Eyewitness: Time and Space - Book Review,
by John R. Gribbin

Amazon.com Bake a soufflé, and you'll never unscramble the ingredients again. Unless, that is, you twist the ends of a wormhole around several times and drive a rocket through it, traveling back to a time before you ever cracked an egg. In Time & Space, part of the Eyewitness Science series, you'll learn all about time travel, wormholes, and all the ways that the universe is thought to be constructed. Stand-ins from real life (like orange peels, broken glasses, and trains) help you figure out what Albert Einstein, Stephen Hawking, and other physicists mean when they refer to black holes, space-time distortion, and other strange cosmic things. Starting with ancient ideas about space and time, and ending with the imaginary construction of a wormhole through time, Time & Space takes you on a colorfully illustrated trip through history, with great photos of the tools people have used to measure time and distance in many cultures. This is a great starter book in astrophysics, and it will help you understand things like whether the universe has always existed, what star systems look like, and what would happen to you if you fell into a black hole. (Ages 12 and older) --Therese Littleton
The New York Times ...a mini museum between the covers of a book. [Eyewitness series]
School Library Journal These books' striking visual impact will draw in even the most casual readers. [Eyewitness series]
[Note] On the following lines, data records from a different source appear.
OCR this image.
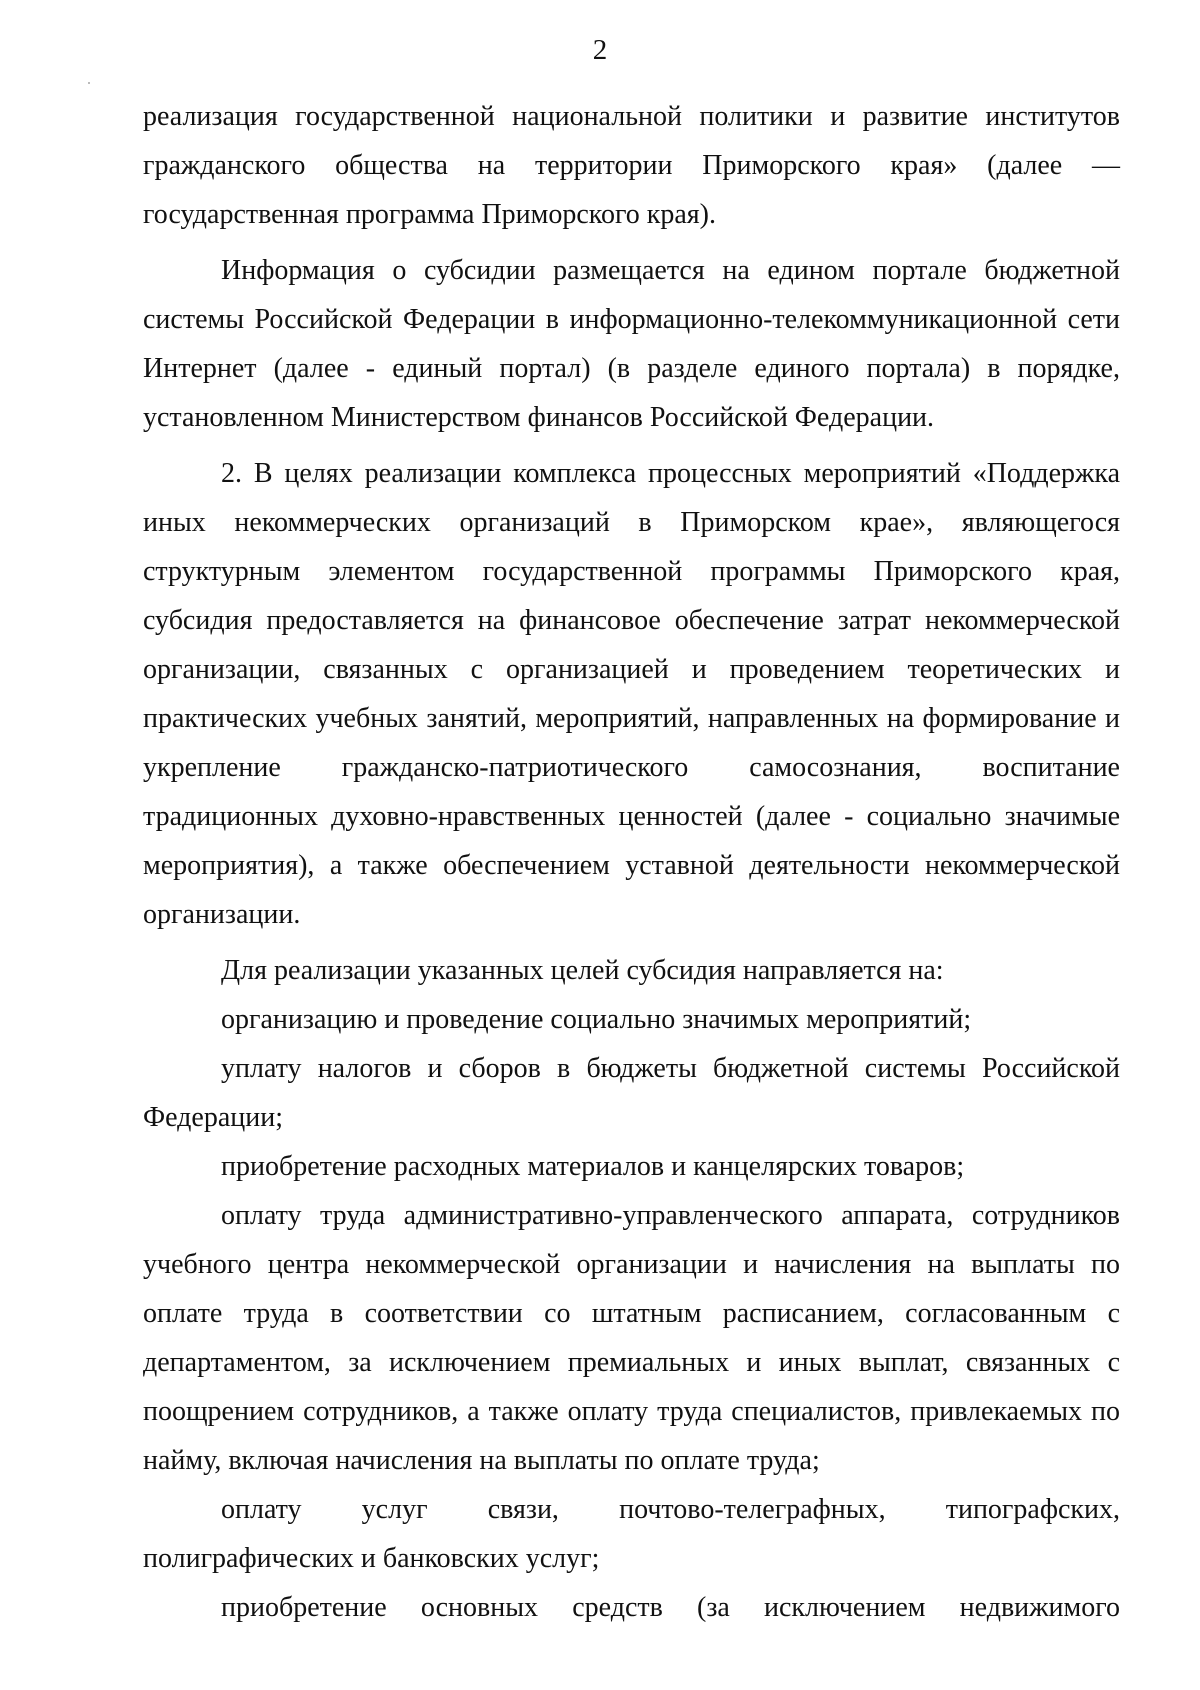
2

реализация государственной национальной политики и развитие институтов гражданского общества на территории Приморского края» (далее — государственная программа Приморского края).

Информация о субсидии размещается на едином портале бюджетной системы Российской Федерации в информационно-телекоммуникационной сети Интернет (далее - единый портал) (в разделе единого портала) в порядке, установленном Министерством финансов Российской Федерации.

2. В целях реализации комплекса процессных мероприятий «Поддержка иных некоммерческих организаций в Приморском крае», являющегося структурным элементом государственной программы Приморского края, субсидия предоставляется на финансовое обеспечение затрат некоммерческой организации, связанных с организацией и проведением теоретических и практических учебных занятий, мероприятий, направленных на формирование и укрепление гражданско-патриотического самосознания, воспитание традиционных духовно-нравственных ценностей (далее - социально значимые мероприятия), а также обеспечением уставной деятельности некоммерческой организации.

Для реализации указанных целей субсидия направляется на:

организацию и проведение социально значимых мероприятий;

уплату налогов и сборов в бюджеты бюджетной системы Российской Федерации;

приобретение расходных материалов и канцелярских товаров;

оплату труда административно-управленческого аппарата, сотрудников учебного центра некоммерческой организации и начисления на выплаты по оплате труда в соответствии со штатным расписанием, согласованным с департаментом, за исключением премиальных и иных выплат, связанных с поощрением сотрудников, а также оплату труда специалистов, привлекаемых по найму, включая начисления на выплаты по оплате труда;

оплату услуг связи, почтово-телеграфных, типографских, полиграфических и банковских услуг;

приобретение основных средств (за исключением недвижимого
Book Description Explore the changing ideas about our Universe -- from the flat Earth to black holes. Here is a spectacular, thought-provoking, and highly informative guide to the mysteries of the Universe. Superb full-color photography of scientific instruments, experiments, and innovative 3-D models reveals the discoveries and latest research that have transformed our understanding of the Universe. See how time and space are measured, the world's largest telescope, in Hawaii, a sonic tape measure, inside an atom, and how pulsars flicker on and off with amazing precision. Learn how far it is to the Moon, whether time can stand still, how to pop through a wormhole, how Einstein helped prove that everything is made of atoms, when the world's oldest observatory was built, and why "London Time" was introduced in 1840. Discover how the Universe is expanding, whether Schrodinger's cat is dead or alive, bouncing universes, what astronomers call "spaghettification", the difference between biotime and biospace, how ripples in spacetime happen, and much, much more.